In 2022, tribal governments in the State of California won a hard-fought battle to prevent the broadest expansion of gambling in state history. Supporters of the proposal were led by DraftKings and FanDuel – two of the nation’s largest commercial online gaming operators.

The Interior Department is currently reviewing a positive effort to strengthen the ability to tribes to offer online sports betting throughout a given state pursuant to tribal-state compacts. The proposed rule would also make significant positive changes to the IGRA tribal-state compacting process relating to revenue sharing provisions.

However, the iDevelopment and Economic Association (iDEA), a group of commercial online gaming corporations and law firms supporting them, is waging a battle against promulgation of the proposed rule. Both DraftKings and FanDuel are members of iDEA. The Association is joined by a group of state attorneys general in hoping to take down the proposal.

The NCAI/IGA Task Force discussed strategy to counter these and other challenges to the Indian gaming industry, including a national public relations effort to educate policymakers and the public about the longstanding benefits of Indian gaming to both Indian Country and our neighbors.

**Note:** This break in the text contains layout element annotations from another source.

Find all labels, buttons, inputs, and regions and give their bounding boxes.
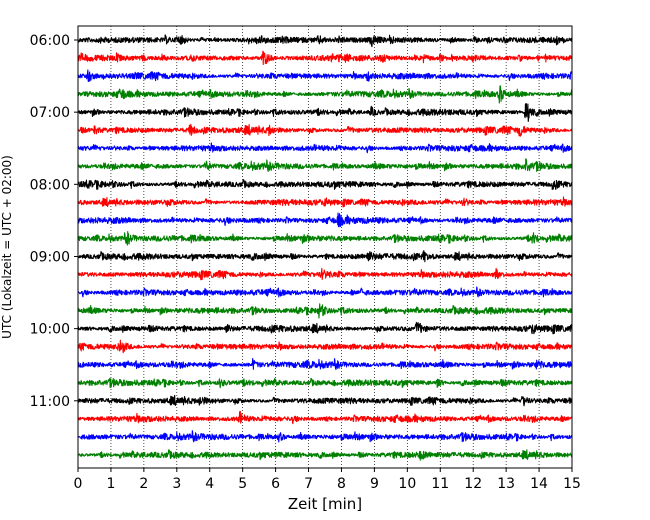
- trace-1130: [77, 430, 573, 443]
- x-tick-label-14: 14: [530, 476, 548, 492]
- x-axis: 0 1 2 3 4 5 6 7 8 9 10 11 12 13 14 15: [74, 468, 581, 492]
- x-tick-label-10: 10: [398, 476, 416, 492]
- y-tick-label-3: 09:00: [30, 249, 70, 265]
- y-axis-label: UTC (Lokalzeit = UTC + 02:00): [0, 155, 14, 339]
- trace-0945: [77, 303, 573, 319]
- y-tick-label-1: 07:00: [30, 105, 70, 121]
- trace-0815: [77, 196, 573, 208]
- x-tick-label-3: 3: [172, 476, 181, 492]
- x-tick-label-2: 2: [139, 476, 148, 492]
- y-tick-label-0: 06:00: [30, 33, 70, 49]
- x-tick-label-1: 1: [106, 476, 115, 492]
- trace-0700: [77, 103, 573, 122]
- trace-0900: [77, 250, 573, 263]
- x-tick-label-15: 15: [563, 476, 581, 492]
- trace-0715: [77, 123, 573, 137]
- x-tick-label-7: 7: [304, 476, 313, 492]
- plot-frame: [77, 25, 573, 469]
- trace-0630: [77, 69, 573, 82]
- y-tick-label-2: 08:00: [30, 177, 70, 193]
- trace-0845: [77, 230, 573, 246]
- trace-0830: [77, 212, 573, 228]
- x-tick-label-4: 4: [205, 476, 214, 492]
- trace-layer: [77, 34, 573, 461]
- trace-0600: [77, 34, 573, 48]
- x-tick-label-13: 13: [497, 476, 515, 492]
- trace-1100: [77, 394, 573, 407]
- trace-0730: [77, 142, 573, 154]
- y-tick-label-5: 11:00: [30, 394, 70, 410]
- x-axis-label: Zeit [min]: [288, 495, 362, 513]
- y-axis: 06:00 07:00 08:00 09:00 10:00 11:00: [30, 33, 78, 410]
- trace-1030: [77, 357, 573, 371]
- trace-1145: [77, 449, 573, 461]
- x-tick-label-8: 8: [337, 476, 346, 492]
- trace-0645: [77, 85, 573, 104]
- trace-0930: [77, 286, 573, 298]
- trace-0745: [77, 158, 573, 172]
- trace-1115: [77, 410, 573, 425]
- x-tick-label-0: 0: [74, 476, 83, 492]
- x-tick-label-6: 6: [271, 476, 280, 492]
- trace-0800: [77, 179, 573, 190]
- trace-1045: [77, 377, 573, 389]
- x-tick-label-11: 11: [431, 476, 449, 492]
- x-tick-label-12: 12: [464, 476, 482, 492]
- x-tick-label-5: 5: [238, 476, 247, 492]
- y-tick-label-4: 10:00: [30, 322, 70, 338]
- trace-0615: [77, 50, 573, 65]
- trace-1000: [77, 321, 573, 335]
- trace-1015: [77, 339, 573, 354]
- trace-0915: [77, 267, 573, 281]
- x-tick-label-9: 9: [370, 476, 379, 492]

The Task Force also held a deep discussion about the need to address climate change. Tribal nations are on the frontlines of climate change, which threatens our homelands, food sources, and sacred ways of life. Climate impacts – including drought, wildfires, rising sea levels, and extreme weather events – have exacerbated pre-existing challenges and inequities.

While tribal governments nationwide support the Biden administration’s efforts to reduce the impacts of climate change, many are concerned that these efforts – that now include a call for permitting reform – are compromising tribal homelands and sacred places in the process.

Tribes support efforts to address impacts of climate change, but our lands have historically been treated as dumping grounds for the mining industry. These industry-driven projects have resulted in hundreds of superfund sites that continue to poison tribal government homelands and protected treaty resources.

Indian Country will continue to work with Congress and the Administration to ensure that any federal actions, including permitting of new mines or infrastructure projects, protect Native homelands and sacred places, and include full and meaningful government-to-government consultation with Indian tribes.

There are times when Indian Country must come together. The wide-ranging threats to tribal sovereignty, Indian gaming, and tribal government homelands that we now face demands that today is that time.

The NCAI/IGA Task Force is bringing the two largest national tribal organizations together to unite all of Indian Country in the fight to protect sovereignty and our sacred treaty rights. This Task Force will use every available tool to protect the inherent rights of tribal governments.

The Task Force is a true call to action that will include efforts to get out the Native vote to elect officials who will appoint and approve judges that understand tribal sovereignty and who will make changes in Congress and at the agency levels.

Great thanks go out to the National Congress of American Indians for providing the NCAI/IGA Task Force this important forum for Indian Country to come together. We have much work ahead, but this first Task Force meeting brought many great ideas and a strong resolve that has already energized tribal leaders nationwide to prepare for the significant challenges ahead.